Thursday 16 January 2014

10 - 11 January 2014

 Thankfully, our Mother’s wrath was at an end by late afternoon yesterday. Ponchos were rendered superfluous, wantonly discarded by our intrepid adventurers with delightful disdain as we set forth into the great heart of Africa.

  After a somewhat uneventful morning, we were eager to make amends and to rebut the rain with fire in our eyes and passion in our hearts. Make no mistake, we needn’t travel far.
  All but the freshest spoor was obliterated by the morning downpour, so when we encountered leopard tracks on Gowrie Main, we knew they were of the freshest kind.

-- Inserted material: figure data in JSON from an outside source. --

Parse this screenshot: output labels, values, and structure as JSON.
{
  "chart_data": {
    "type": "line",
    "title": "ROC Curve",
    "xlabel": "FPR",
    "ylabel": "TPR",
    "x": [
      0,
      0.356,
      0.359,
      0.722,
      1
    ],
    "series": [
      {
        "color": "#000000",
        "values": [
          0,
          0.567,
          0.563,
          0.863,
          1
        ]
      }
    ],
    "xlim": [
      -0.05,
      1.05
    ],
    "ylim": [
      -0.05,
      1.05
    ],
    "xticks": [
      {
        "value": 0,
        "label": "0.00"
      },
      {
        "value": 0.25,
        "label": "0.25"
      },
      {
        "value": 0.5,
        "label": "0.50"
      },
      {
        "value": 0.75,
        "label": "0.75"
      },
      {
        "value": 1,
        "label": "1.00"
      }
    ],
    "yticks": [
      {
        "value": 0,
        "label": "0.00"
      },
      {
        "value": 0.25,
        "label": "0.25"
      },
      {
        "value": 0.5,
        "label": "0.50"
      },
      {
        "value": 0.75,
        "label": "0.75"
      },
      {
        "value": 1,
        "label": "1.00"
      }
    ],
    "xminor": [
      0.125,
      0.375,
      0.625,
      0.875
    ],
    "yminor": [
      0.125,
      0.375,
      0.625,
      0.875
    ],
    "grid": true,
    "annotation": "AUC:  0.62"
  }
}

  Not moments after informing our comrades on the radio that we had discovered said tracks, a distant shadow caught our eye. One, not quite meeting the prerequisite of the common guarri bush and with the faintest promise of a feline form, we stopped to better assess the aforementioned.
With the assistance of binoculars our hopes were soon replaced with elation. For there, on the distant horizon, was a leopard walking over the rise.
  Eager trepidation replaced our amicable amble as we splashed through flowing riverbeds after our quarry.
Upon approach our excitement grew for not one, but two leopards strode before us. So please, try imagining our elation as two rosette felines, became three!
Yes, not one, nor two, but three majestic cats sauntered down the road. Oblivious to our presence they marched forth with absolute surety and sole proprietorship of all they beheld allowing no-one past (not that anyone wanted to).

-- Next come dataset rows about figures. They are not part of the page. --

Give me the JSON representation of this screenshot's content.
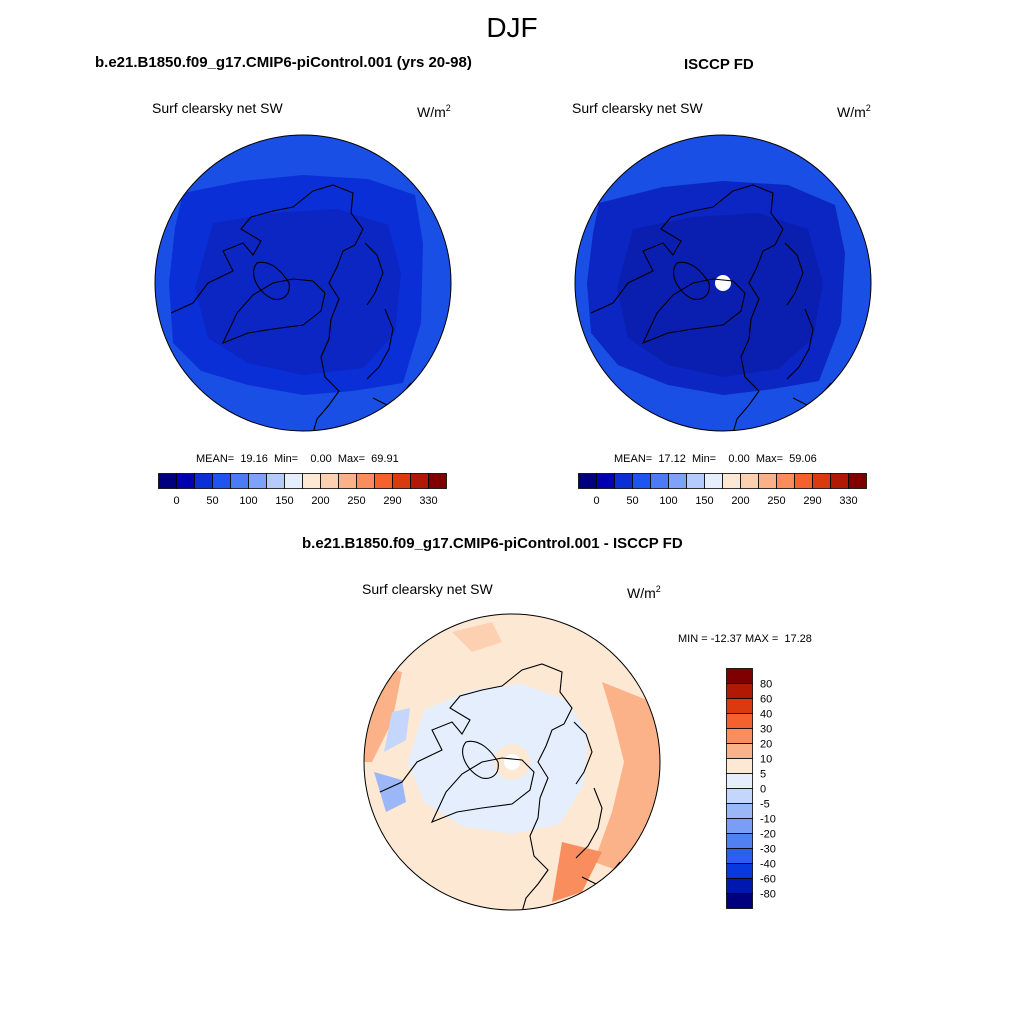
{
  "season": "DJF",
  "panels": [
    {
      "title": "b.e21.B1850.f09_g17.CMIP6-piControl.001 (yrs 20-98)",
      "variable": "Surf clearsky net SW",
      "unit_base": "W/m",
      "unit_exp": "2",
      "stats": "MEAN=  19.16  Min=    0.00  Max=  69.91"
    },
    {
      "title": "ISCCP FD",
      "variable": "Surf clearsky net SW",
      "unit_base": "W/m",
      "unit_exp": "2",
      "stats": "MEAN=  17.12  Min=    0.00  Max=  59.06"
    },
    {
      "title": "b.e21.B1850.f09_g17.CMIP6-piControl.001 - ISCCP FD",
      "variable": "Surf clearsky net SW",
      "unit_base": "W/m",
      "unit_exp": "2",
      "stats": "MIN = -12.37 MAX =  17.28"
    }
  ],
  "colorbar_abs": {
    "colors": [
      "#00007f",
      "#0000b3",
      "#0a2fd6",
      "#1e55f0",
      "#4a7cf5",
      "#7ea2f8",
      "#b5cbfb",
      "#e4eefd",
      "#fde8d4",
      "#fcd0b0",
      "#fbb289",
      "#f98d5e",
      "#f4602e",
      "#d93a10",
      "#b01a05",
      "#7f0000"
    ],
    "labels": [
      "0",
      "50",
      "100",
      "150",
      "200",
      "250",
      "290",
      "330"
    ]
  },
  "colorbar_diff": {
    "colors": [
      "#7f0000",
      "#b01a05",
      "#d93a10",
      "#f4602e",
      "#f98d5e",
      "#fbb289",
      "#fde8d4",
      "#e4eefd",
      "#c4d6fb",
      "#9cb7f8",
      "#7a9ef5",
      "#5080f2",
      "#2a5ff0",
      "#0a38e0",
      "#0018b0",
      "#00007f"
    ],
    "labels": [
      "80",
      "60",
      "40",
      "30",
      "20",
      "10",
      "5",
      "0",
      "-5",
      "-10",
      "-20",
      "-30",
      "-40",
      "-60",
      "-80"
    ]
  }
}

  As it were, we were bearing witness to the progeny of Safari and Mafufunjane. Two leopards dear to me and a female I had the great pleasure of sharing her first 18 months of life with, Karula and her offspring.
  Both cubs seem to be approximately 16-20 months hold though I stand to be corrected. They are of an equal size to her. Thus, to the layman, one would think we were observing three adults together,making a proverbial ‘leap’ of leopards.
  We followed the trio as they walked along the road until our time had come to part ways. What a lovely sighting and one never to be forgotten.

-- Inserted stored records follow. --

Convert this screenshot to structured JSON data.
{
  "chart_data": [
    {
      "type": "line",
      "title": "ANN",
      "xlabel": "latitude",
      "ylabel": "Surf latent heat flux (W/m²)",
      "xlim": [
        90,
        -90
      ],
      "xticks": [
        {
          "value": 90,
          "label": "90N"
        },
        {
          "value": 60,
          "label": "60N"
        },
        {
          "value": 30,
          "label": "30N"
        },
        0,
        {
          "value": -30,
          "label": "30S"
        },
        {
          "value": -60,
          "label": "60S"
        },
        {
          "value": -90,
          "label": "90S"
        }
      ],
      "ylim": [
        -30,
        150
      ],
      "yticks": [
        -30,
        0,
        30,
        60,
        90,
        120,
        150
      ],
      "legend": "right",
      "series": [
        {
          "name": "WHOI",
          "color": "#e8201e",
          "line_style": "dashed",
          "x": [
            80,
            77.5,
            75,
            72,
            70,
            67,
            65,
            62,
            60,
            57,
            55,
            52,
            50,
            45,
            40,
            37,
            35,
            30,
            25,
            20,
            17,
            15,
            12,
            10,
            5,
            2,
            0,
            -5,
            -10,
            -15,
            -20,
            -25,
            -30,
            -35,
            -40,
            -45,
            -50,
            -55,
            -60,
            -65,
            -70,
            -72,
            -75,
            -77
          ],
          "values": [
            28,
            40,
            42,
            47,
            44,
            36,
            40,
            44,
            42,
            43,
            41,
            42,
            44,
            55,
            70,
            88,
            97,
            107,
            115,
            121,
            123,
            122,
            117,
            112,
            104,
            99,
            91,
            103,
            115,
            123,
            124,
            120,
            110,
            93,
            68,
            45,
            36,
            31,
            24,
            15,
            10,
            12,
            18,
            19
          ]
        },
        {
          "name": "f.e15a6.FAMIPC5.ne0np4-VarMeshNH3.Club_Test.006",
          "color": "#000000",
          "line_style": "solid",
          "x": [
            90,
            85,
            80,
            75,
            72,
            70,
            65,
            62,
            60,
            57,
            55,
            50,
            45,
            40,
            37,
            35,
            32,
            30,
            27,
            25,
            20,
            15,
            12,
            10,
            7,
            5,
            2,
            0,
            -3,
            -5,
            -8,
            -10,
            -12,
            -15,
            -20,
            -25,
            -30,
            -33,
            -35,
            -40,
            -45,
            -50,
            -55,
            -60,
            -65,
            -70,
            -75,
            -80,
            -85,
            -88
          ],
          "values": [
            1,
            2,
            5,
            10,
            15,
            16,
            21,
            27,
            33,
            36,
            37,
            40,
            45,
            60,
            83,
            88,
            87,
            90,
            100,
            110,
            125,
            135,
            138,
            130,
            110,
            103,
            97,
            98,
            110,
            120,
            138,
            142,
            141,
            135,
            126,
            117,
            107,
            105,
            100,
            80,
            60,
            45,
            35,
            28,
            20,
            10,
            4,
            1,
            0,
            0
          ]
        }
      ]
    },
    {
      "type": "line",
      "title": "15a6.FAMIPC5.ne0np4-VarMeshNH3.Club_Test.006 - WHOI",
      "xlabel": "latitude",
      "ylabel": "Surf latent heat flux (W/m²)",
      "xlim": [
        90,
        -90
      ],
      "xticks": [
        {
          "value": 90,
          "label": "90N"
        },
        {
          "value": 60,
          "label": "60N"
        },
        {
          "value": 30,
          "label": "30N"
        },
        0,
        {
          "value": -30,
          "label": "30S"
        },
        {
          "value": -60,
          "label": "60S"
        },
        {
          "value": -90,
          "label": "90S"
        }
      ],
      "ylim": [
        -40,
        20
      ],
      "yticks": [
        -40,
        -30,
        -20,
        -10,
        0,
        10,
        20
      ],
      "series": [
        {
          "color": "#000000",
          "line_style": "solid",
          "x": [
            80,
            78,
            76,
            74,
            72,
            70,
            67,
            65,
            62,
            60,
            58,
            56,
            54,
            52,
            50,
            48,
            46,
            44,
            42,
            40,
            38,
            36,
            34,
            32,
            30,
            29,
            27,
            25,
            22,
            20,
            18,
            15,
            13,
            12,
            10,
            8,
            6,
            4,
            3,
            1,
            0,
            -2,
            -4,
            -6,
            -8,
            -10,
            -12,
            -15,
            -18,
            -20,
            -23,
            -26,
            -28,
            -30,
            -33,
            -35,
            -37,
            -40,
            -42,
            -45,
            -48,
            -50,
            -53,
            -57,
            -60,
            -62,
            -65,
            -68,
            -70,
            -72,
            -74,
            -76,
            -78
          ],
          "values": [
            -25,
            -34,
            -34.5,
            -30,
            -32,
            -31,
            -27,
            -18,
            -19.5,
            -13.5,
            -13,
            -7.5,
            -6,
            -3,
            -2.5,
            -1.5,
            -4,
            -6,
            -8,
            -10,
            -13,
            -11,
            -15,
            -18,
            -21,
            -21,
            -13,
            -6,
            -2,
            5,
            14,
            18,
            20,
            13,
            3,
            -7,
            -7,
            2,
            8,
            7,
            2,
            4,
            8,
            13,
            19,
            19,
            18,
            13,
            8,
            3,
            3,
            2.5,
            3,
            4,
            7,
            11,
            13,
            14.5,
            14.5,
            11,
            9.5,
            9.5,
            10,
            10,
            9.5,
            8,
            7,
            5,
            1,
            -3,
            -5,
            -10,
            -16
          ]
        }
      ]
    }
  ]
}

  As much as I would love to extrapolate on the remainder of the drive and the following morning, necessity removes me for this afternoon’s adventure and thus in summary of last night and this morning: Salaexe (female leopard), an active hyaena den with frolicking cubs, a breeding herd of elephants, Xivambelane (young male leopard) just east of the camp and eventually walking into the KNP and lastly, Bahuti (young male leopard and progeny of Thandi) behind Chitwa dam wall, relaxing next to a pan as he observed his surroundings with an air of grace.